Échecs SSL courants et solutions

Certificat expiré

Renouvelez immédiatement et configurez la surveillance — la plupart des équipes alertent à 30 jours restants

Le nom d'hôte ne correspond pas

Le nom d'hôte testé ne figure pas dans le SAN — réémettez avec le nom manquant ou un wildcard correct

Certificat auto-signé

Les navigateurs les rejettent — passez à un certificat Let's Encrypt gratuit ou à un certificat managé par votre CDN

Chaîne incomplète

Si les intermédiaires manquent, certains clients ne peuvent pas vérifier la chaîne — empaquetez-les avec le feuille dans la configuration du serveur

FAQ

Foire aux questions

Un vérificateur SSL/TLS confirme qu'un domaine sert un certificat valide émis par une autorité de certification de confiance, que les Subject et Subject Alternative Names couvrent le nom d'hôte testé, que le certificat est dans sa période de validité actuelle et qu'il n'est pas auto-signé. Ces vérifications combinées prouvent qu'un navigateur ou client de messagerie fera confiance à la connexion.

Dès qu'un certificat expire, tous les navigateurs affichent un avertissement de sécurité et la plupart des clients de messagerie modernes refusent STARTTLS. Laisser expirer un SSL casse à la fois le trafic web et l'envoi authentifié de courrier.
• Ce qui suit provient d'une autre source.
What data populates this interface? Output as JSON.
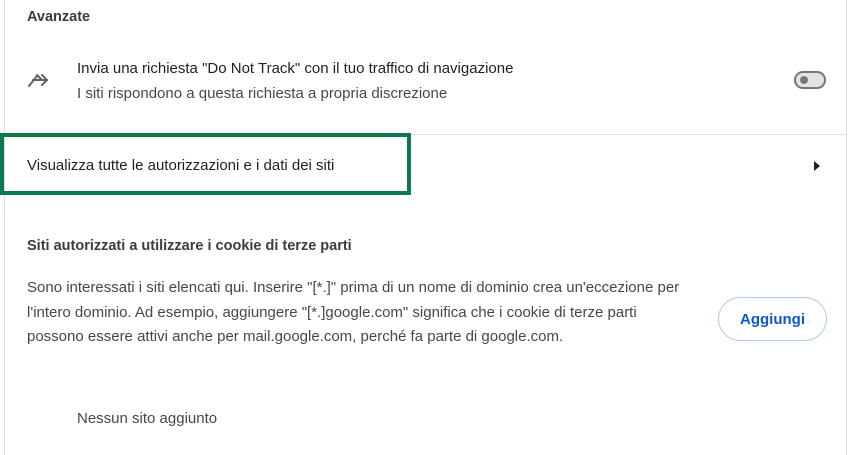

Surveiller les jours restants vous donne une marge pour renouveler — la plupart des équipes alertent en dessous de 30 jours.

Le Subject CN (Common Name) est le champ historique pour un nom d'hôte unique. Le Subject Alternative Names (SAN) est une liste moderne de tous les noms d'hôte pour lesquels le certificat est valide, y compris les entrées wildcard. Navigateurs et la plupart des clients de messagerie ignorent désormais le CN et valident contre la liste SAN, donc tout nom d'hôte absent du SAN échouera à la vérification TLS.

Les certificats auto-signés ne sont pas sûrs pour un service public. Ils chiffrent la connexion mais ne fournissent aucune preuve d'identité, et les navigateurs, appareils mobiles et clients de messagerie d'entreprise les rejetteront. Ils ne sont acceptables qu'en développement, dans des services internes où vous contrôlez chaque client, ou comme étape vers l'émission d'un certificat de confiance.

L'incohérence de nom d'hôte arrive quand la liste SAN du certificat ne contient pas exactement le nom testé. Causes fréquentes : tester un sous-domaine www contre un certificat apex uniquement, manque de wildcard pour les sous-sous-domaines, ou servir par erreur le mauvais hôte virtuel sur une IP partagée. Réémettez le certificat avec les bonnes entrées SAN.

Oui, indirectement. Les fournisseurs de boîtes attendent que les points MX, l'envoi SMTP et les domaines de tracking négocient TLS avec succès. Un certificat cassé ou expiré force un repli en texte clair ou un échec de livraison, ce qui abaisse la réputation à long terme. Maintenir tous les domaines liés au courrier avec un cadenas vert fait partie d'une posture saine d'authentification.